Nisto, apareceram no pátio seis donas, em procissão, uma atrás da outra: quatro com óculos, e todas de mãos erguidas, com quatro dedos de bonecas para fora, para fazer as mãos maiores, como se usa agora. Apenas Sancho as viu, logo berrando como um touro, disse:
— Eu deixo-me beliscar, seja por quem for, mas não consinto que donas me toquem.

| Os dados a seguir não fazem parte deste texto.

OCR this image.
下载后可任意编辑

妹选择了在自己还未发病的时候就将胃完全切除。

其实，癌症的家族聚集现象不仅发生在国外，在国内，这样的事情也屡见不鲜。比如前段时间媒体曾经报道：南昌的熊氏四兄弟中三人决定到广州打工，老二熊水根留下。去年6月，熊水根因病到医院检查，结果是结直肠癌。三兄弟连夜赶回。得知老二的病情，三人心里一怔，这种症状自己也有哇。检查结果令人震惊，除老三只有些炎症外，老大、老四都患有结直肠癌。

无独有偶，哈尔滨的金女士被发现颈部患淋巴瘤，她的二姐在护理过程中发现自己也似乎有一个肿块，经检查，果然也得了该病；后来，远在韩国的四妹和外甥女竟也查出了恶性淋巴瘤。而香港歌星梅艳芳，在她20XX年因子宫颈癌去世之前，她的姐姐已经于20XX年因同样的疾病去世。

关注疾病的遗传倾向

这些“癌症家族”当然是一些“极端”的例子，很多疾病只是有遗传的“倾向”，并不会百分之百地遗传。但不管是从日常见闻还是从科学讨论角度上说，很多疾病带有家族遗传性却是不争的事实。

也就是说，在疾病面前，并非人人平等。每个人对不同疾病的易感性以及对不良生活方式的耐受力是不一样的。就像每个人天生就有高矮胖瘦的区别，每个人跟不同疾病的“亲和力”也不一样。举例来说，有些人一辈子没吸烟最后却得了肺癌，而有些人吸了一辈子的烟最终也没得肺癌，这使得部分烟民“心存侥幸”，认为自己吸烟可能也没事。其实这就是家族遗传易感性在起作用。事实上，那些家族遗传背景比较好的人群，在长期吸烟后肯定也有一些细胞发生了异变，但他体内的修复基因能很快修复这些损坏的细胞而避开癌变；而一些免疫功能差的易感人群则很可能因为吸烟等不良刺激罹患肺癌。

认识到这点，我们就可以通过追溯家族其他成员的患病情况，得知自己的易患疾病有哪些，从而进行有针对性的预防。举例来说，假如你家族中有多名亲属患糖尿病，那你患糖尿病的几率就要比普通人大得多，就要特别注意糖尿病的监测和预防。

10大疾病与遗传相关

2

Arranhem-me na cara, como fizeram a meu amo neste mesmo castelo; traspassem-me o corpo com pontas de adagas buídas; atormentem-me os braços com tenazes de fogo, que eu tudo suportarei, com paciência; mas que me toquem donas, não consinto, nem que me leve o diabo.

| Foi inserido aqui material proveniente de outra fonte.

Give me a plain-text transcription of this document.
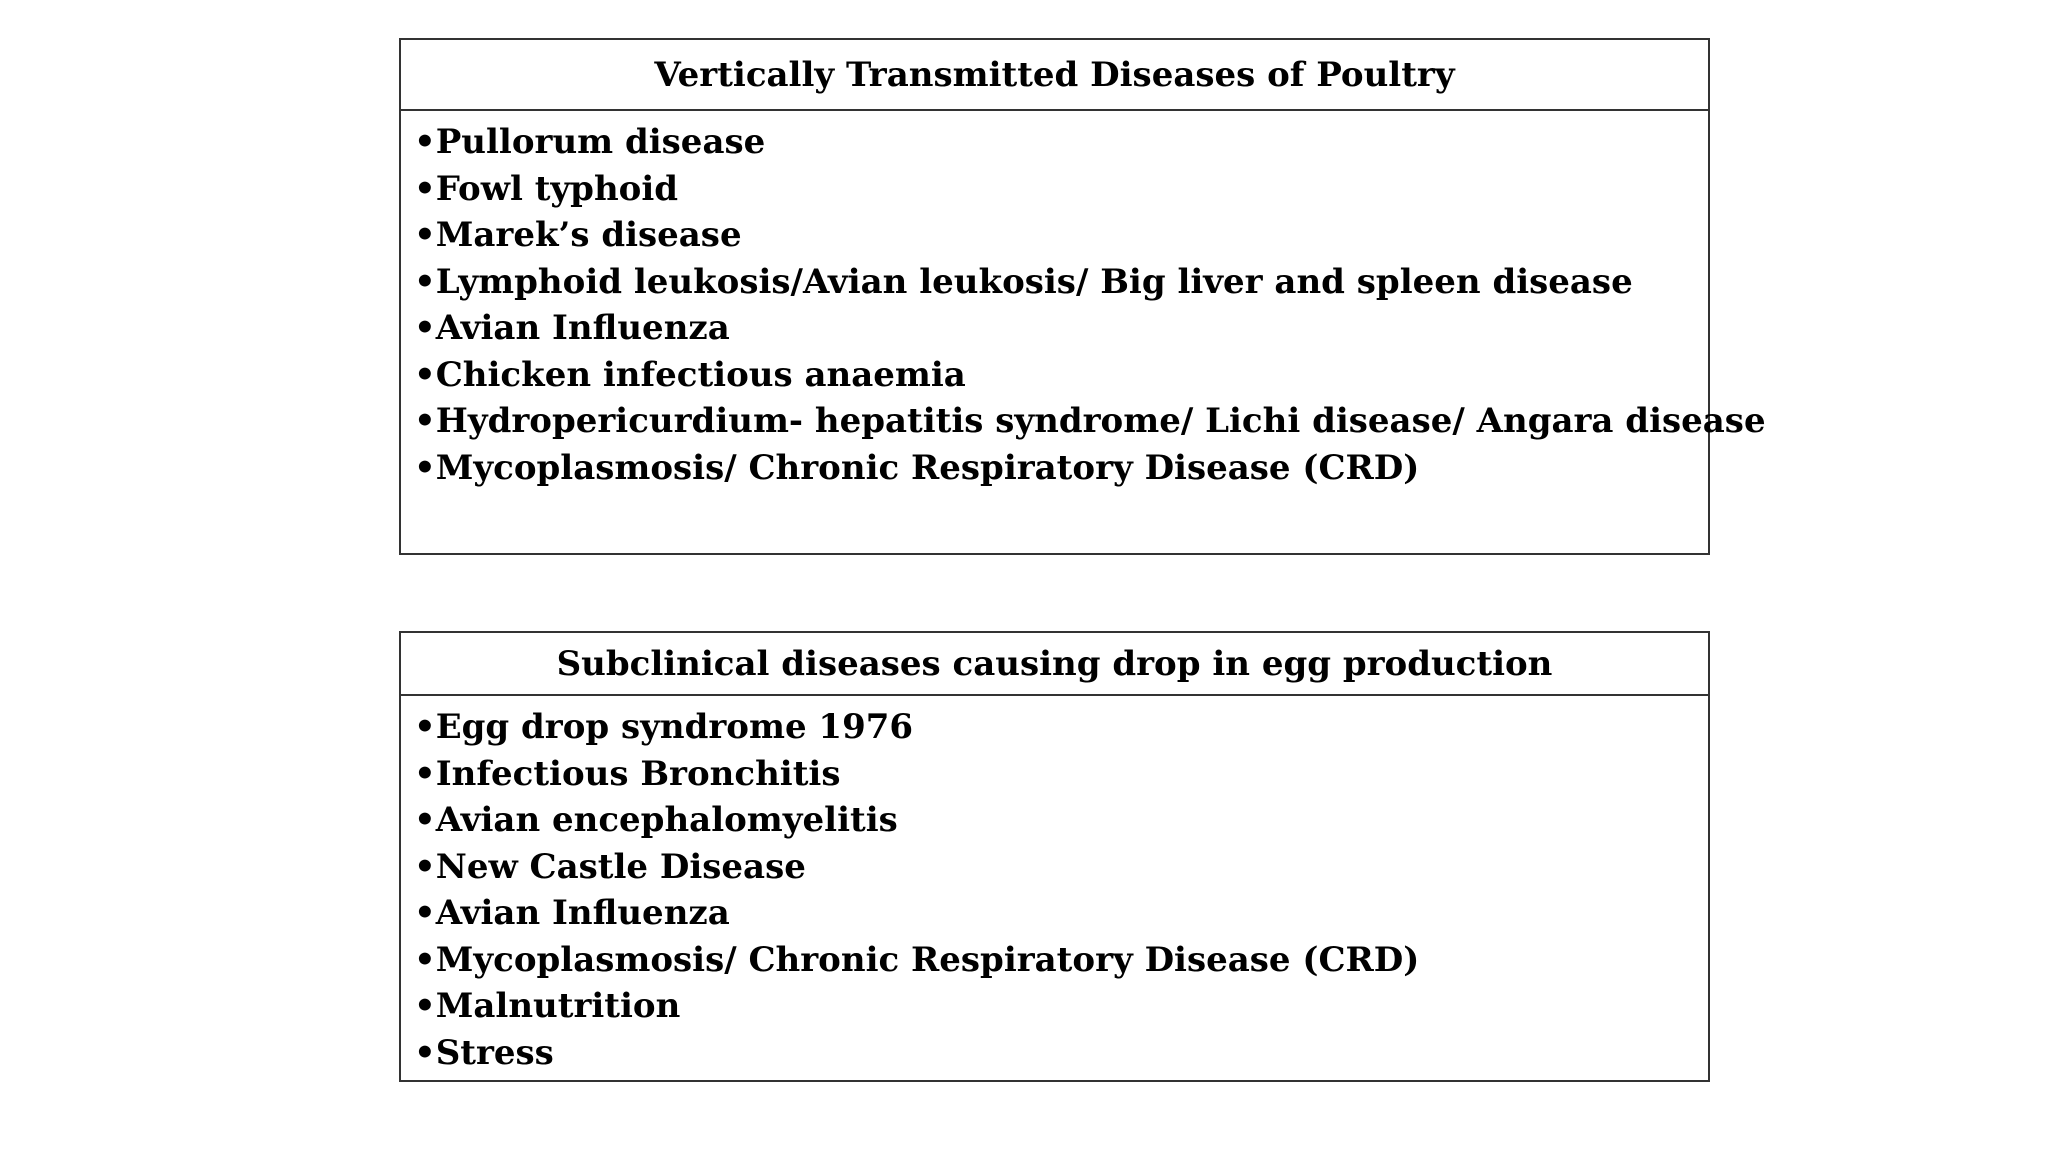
Vertically Transmitted Diseases of Poultry
• Pullorum disease
• Fowl typhoid
• Marek’s disease
• Lymphoid leukosis/Avian leukosis/ Big liver and spleen disease
• Avian Influenza
• Chicken infectious anaemia
• Hydropericurdium- hepatitis syndrome/ Lichi disease/ Angara disease
• Mycoplasmosis/ Chronic Respiratory Disease (CRD)
Subclinical diseases causing drop in egg production
• Egg drop syndrome 1976
• Infectious Bronchitis
• Avian encephalomyelitis
• New Castle Disease
• Avian Influenza
• Mycoplasmosis/ Chronic Respiratory Disease (CRD)
• Malnutrition
• Stress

Rompeu também o silêncio D. Quixote, dizendo a Sancho:
— Tem paciência, filho, e dá gosto a estes senhores e muitas graças ao céu por ter posto na tua pessoa tal virtude, que, com o teu martírio, desencantes encantados e ressuscites mortos.
Já as donas estavam perto de Sancho, quando ele, mais abrandado e mais persuadido, sentando-se bem na sua cadeira, entregou o rosto e a barba à primeira, que lhe assentou uma boa bofetada e lhe fez uma grande mesura.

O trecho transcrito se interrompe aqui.